What joy to be in Grub Street itself, as a Grub Street hack. To see St John’s Gate, Clerkenwell, where Dr Johnson worked. To walk through Chelsea past the houses of Oscar Wilde and Carlyle. To stand on Westminster Bridge; to see a play at the Globe or a show at the Serpentine. Pure delights which cannot be replaced by Zoom meetings.

And what about gossipy lunches? You can’t really do those in the country. My resolution for 2022 is to go out for more long, boozy lunches, in the spirit of the late, great Keith Waterhouse, the master of the art.

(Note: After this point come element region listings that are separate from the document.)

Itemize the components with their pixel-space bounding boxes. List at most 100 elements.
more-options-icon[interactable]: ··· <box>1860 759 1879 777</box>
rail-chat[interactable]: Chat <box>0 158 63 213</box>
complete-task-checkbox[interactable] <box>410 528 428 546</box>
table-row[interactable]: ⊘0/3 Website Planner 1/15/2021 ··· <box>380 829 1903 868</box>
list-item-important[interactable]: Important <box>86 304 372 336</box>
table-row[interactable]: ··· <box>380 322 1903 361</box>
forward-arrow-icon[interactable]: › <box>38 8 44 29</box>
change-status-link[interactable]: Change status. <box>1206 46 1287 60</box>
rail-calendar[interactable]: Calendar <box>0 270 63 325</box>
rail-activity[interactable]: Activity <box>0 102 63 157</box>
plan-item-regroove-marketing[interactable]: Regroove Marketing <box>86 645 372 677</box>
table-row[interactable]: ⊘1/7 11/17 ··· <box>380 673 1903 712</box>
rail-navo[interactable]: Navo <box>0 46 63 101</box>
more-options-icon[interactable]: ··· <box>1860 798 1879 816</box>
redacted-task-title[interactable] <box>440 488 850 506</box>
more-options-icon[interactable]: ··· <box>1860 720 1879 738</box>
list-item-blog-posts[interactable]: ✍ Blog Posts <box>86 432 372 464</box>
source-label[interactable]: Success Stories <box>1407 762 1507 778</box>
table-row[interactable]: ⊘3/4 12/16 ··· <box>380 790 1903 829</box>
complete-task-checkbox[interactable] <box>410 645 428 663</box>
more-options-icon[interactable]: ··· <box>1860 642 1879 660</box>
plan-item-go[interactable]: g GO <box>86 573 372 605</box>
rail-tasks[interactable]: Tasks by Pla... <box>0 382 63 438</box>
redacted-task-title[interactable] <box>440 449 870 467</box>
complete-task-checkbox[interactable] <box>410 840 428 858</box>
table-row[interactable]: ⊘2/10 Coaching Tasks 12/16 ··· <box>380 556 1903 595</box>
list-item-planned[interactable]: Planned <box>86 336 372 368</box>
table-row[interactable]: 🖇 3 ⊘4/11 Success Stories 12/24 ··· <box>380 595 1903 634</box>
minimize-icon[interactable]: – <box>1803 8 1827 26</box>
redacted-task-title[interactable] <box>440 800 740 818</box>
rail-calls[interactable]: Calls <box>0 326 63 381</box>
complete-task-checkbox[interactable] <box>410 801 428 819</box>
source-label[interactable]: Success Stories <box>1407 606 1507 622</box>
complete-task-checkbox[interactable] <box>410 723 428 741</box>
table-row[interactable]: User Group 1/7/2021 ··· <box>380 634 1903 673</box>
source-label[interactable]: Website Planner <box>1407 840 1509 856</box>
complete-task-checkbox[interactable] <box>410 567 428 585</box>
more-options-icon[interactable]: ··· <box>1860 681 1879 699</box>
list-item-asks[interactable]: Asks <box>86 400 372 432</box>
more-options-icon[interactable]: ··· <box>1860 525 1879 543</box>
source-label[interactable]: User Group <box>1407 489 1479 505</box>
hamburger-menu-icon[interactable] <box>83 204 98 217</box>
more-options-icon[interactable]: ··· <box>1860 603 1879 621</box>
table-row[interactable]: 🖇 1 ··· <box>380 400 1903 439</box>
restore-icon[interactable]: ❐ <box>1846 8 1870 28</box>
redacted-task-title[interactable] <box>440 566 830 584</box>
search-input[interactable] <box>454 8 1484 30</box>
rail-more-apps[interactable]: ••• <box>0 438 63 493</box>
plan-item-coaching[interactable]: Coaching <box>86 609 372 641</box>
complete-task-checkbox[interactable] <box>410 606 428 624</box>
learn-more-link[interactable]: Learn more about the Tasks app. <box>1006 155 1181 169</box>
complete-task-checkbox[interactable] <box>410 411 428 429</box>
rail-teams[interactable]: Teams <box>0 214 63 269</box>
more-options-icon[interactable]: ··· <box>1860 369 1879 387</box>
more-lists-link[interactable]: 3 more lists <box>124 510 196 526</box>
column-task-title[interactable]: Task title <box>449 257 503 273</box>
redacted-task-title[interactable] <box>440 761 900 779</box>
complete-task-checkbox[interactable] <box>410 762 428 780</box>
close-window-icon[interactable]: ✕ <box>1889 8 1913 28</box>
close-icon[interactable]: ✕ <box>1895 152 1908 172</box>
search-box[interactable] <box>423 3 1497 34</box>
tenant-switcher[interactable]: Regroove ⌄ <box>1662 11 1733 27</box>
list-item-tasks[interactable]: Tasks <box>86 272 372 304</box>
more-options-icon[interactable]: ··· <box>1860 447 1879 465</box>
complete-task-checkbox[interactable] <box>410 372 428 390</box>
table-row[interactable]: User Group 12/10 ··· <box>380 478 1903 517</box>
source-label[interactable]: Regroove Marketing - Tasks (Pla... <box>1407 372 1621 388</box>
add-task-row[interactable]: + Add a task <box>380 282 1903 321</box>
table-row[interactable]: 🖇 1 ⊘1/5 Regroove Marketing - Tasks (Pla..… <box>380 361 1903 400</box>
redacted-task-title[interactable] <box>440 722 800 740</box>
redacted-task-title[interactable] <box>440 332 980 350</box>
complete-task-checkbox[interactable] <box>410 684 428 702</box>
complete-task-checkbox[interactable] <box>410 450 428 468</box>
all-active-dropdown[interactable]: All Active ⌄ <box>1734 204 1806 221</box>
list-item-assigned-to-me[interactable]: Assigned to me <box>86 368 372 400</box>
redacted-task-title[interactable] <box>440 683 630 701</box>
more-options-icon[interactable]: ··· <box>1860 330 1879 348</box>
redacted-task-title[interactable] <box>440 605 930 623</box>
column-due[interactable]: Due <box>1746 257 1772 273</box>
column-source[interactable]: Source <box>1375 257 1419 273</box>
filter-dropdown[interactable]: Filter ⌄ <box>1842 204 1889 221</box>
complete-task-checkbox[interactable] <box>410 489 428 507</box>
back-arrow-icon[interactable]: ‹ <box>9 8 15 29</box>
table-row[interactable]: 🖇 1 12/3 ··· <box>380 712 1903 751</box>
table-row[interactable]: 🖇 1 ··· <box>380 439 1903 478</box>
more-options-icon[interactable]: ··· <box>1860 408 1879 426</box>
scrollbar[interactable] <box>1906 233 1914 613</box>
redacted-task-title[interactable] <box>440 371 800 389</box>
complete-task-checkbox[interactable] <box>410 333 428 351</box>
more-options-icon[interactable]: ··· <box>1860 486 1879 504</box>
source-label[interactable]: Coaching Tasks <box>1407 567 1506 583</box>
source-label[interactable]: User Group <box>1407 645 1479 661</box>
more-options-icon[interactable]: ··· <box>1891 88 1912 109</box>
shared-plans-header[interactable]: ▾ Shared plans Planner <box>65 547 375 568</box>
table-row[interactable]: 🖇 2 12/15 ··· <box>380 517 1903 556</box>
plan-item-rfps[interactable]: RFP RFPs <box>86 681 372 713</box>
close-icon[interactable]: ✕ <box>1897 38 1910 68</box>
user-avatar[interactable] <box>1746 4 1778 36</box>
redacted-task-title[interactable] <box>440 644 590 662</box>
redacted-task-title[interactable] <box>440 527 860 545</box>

It’s a world I grew up in, as my parents were both smoky, boozy Fleet Street hacks, and our house was often visited by their smoky, boozy mates. Lunch, said Waterhouse, was not simply about satisfying hunger: ‘It is not a meal partaken of, however congenial the company, with the principal object of nourishment,’ he wrote in his brilliant book The Theory and Practice of Lunch (1986). ‘It is not when either party is on a diet, on the wagon or in a hurry.’